Wow! The stories I read were very sad. I lived in poverty for many years while I was growing up, so I can relate a little to some of the stories. However, I never had to stay in a shelter. My mom made sure I was able to sleep somewhere at night. 
So why is living in poverty a problem for children? Children living in poverty have trouble having hope for the next day. They may be taking care of their siblings and not able to focus on their studies. They may have parents who have continuous cycles of job/no job which means hungry tummies. Or parents may be in jail. Children in these circumstances don't get enough food, sleep, attention, or love. This can lead to some major setbacks in their development as a person, and a brighter future for tomorrow. 
The next question is, how will I address this in my classroom? Well, since I have some firsthand experience of living in poverty I think I will be able to help my students a lot. For one, I do not feel that I need to "discuss" poverty with my students. I remember when I was in Elementary school and my teachers would talk about how can we help the poor? And I was like, I am right here, but I don't want you to know. My pride was hurt. I knew I was poor, but didn't want my classmates to know. Secondly, for my own students who are in poverty I will attempt to work with the parents/ caregivers, quietly. My goal is to develop a strong relationship with each parent/caregiver. I want them to know I am on their side and am more than willing to help. If that means providing meals, providing resources, providing time for them, I will do it. Thirdly, I understand that some of my students may not be from poverty.
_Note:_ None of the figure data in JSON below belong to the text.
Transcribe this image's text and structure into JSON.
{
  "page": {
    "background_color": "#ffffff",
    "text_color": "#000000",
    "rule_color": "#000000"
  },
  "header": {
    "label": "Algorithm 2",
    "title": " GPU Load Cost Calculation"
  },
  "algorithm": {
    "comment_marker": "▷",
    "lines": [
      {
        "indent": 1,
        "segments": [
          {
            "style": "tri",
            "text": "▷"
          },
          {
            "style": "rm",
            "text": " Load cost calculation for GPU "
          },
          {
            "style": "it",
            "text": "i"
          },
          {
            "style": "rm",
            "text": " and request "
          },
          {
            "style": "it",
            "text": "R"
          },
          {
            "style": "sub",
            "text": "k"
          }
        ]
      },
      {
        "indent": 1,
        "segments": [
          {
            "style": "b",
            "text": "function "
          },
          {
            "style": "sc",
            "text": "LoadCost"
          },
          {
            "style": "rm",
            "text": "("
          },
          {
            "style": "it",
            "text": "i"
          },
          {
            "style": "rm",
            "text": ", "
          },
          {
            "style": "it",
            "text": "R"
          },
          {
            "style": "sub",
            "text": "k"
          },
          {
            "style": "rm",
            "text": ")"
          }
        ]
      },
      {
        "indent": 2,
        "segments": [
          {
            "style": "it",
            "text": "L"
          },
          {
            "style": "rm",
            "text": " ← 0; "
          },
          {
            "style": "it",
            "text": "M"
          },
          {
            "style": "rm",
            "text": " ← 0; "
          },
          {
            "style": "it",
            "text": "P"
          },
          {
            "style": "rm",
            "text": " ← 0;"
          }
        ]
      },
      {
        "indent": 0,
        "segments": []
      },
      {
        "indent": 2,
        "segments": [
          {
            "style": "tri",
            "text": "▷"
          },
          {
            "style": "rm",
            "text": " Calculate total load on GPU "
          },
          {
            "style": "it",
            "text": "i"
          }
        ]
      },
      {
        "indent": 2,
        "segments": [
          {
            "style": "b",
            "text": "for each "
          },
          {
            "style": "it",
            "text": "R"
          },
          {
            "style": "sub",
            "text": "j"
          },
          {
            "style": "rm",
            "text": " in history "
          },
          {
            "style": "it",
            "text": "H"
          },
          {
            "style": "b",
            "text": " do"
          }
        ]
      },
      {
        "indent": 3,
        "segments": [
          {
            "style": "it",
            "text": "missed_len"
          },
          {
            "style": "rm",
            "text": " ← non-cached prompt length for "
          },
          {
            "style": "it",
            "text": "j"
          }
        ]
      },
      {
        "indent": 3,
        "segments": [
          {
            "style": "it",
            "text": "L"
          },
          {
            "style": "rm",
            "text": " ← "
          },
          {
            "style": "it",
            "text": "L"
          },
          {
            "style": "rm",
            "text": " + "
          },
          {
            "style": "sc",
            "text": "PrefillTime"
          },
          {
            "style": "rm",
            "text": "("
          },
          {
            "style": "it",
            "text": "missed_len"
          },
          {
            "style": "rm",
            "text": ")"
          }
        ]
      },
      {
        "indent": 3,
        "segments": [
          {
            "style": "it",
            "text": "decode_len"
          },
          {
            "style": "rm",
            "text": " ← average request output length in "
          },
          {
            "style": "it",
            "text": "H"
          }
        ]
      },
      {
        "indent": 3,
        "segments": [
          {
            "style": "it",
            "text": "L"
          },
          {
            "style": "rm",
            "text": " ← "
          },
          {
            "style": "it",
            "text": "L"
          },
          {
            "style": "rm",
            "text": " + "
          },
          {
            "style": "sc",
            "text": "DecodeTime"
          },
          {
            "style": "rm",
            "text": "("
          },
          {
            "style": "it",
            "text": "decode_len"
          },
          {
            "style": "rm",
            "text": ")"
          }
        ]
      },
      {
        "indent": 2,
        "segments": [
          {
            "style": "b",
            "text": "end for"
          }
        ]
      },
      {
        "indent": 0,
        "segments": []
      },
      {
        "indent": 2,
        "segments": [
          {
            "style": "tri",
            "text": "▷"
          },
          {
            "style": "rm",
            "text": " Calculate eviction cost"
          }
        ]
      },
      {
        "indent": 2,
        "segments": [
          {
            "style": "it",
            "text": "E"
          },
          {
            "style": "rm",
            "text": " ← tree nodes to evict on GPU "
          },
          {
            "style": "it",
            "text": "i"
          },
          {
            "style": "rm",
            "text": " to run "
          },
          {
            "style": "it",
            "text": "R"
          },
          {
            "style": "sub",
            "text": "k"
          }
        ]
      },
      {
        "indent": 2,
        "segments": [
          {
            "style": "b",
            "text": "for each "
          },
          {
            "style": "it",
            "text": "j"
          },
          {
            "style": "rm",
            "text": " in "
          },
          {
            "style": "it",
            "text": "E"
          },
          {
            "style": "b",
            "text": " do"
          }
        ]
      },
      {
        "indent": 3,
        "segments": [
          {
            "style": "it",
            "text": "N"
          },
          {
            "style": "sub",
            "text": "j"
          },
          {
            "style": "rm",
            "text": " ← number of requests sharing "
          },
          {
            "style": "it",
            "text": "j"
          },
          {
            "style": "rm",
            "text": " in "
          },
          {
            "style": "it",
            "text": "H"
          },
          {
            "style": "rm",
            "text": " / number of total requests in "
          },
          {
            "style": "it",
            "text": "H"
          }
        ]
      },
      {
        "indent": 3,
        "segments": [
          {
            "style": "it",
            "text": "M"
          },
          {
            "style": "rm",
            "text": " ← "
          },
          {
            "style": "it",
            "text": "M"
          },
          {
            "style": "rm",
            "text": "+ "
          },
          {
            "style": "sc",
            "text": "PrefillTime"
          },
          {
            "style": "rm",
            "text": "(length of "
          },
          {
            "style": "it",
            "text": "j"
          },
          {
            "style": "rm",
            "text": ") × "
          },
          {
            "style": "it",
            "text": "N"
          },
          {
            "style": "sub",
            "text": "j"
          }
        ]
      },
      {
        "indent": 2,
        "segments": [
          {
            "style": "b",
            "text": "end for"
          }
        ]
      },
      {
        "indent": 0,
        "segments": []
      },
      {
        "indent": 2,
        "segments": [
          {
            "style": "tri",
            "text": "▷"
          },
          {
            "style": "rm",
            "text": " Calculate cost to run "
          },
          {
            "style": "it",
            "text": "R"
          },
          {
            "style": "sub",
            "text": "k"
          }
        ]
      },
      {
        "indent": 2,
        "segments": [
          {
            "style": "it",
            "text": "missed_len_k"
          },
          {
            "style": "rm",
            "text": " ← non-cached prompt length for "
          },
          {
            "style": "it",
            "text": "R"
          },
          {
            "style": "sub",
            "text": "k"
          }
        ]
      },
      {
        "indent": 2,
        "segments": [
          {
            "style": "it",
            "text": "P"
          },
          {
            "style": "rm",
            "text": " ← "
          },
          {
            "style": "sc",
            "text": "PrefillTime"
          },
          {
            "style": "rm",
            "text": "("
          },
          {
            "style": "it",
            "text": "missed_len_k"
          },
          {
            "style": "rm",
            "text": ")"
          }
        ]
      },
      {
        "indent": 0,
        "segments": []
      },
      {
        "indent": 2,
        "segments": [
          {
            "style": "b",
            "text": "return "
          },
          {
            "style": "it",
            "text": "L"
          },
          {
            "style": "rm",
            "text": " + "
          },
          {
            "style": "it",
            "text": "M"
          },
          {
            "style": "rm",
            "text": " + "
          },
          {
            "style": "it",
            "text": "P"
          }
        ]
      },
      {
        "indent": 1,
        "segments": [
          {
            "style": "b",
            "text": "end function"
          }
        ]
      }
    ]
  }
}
But, I do not want to make the students in my classroom who are in poverty  specimens for the rest of the class. I feel like this information could be addressed in my newsletter, and I could request that parents discuss this with their children. Then finally, I want to inspire my children in poverty that they can get out of poverty and they do not have to remain in it. Does it seem hopeless at times? Yes. Does it seem like they will have the money to go to college? No. But I was there. I am not in it. And I am in college. I have to develop relationships with my own students and know their thoughts and feelings about their life and dreams before I can help them. But I want to share my own story with them, and the stories of others who have made it out, so they know life is not hopeless. I want my classroom to be a haven for them if that's what they need. 

Friday, January 30, 2009

Reflection 1

Well, I do not have a specific even in my life that made me decide to enter the education field. My whole life kind of molded me for Education. I spent my years from kindergarten-7th grade in a Christian Private school. I was not in a stable home, and eventually flunked 7th grade. Looking back, I should have been failed sooner, but the teachers just kept passing me on. After 7th grade, I was moved to a foster family, where I was home schooled until I graduated at the age of 20. I had to do a level assessment for their curriculum, which put me back in 5th grade for language arts. Needless-to-say, I was mad. I struggled my first couple of years, but taught myself to learn. It was a sink or swim deal. I chose to swim. However, during my teen years, I was not going to go to college. Because of my foster family's influence, I was going to be a stay-at-home mom and home school my kids. Right before my 21st birthday, I moved back with my birth family. I hated life there and decided I wanted to go to college. I chose education because I figured it would be beneficial once I started home schooling my children. So off to college I went. Out of state. Away from every one. I went there for a year and loved it. Sadly, because it was out of state and a private college, I couldn't afford to return. I came back home, tried a Bible college in Indy, and dropped out the first couple of weeks. The following spring I began at Ball State. Since I have been here, I have changed my mind and ideals about education. I will not be home schooling my children. I am now in education to be the best teacher I can be and hopefully to change education in the future. After what I experienced as a child in education, I want to provide something better to my students. I guess my most drastic change has been in the past two years. I am 25, but began being really affected at the age of 23.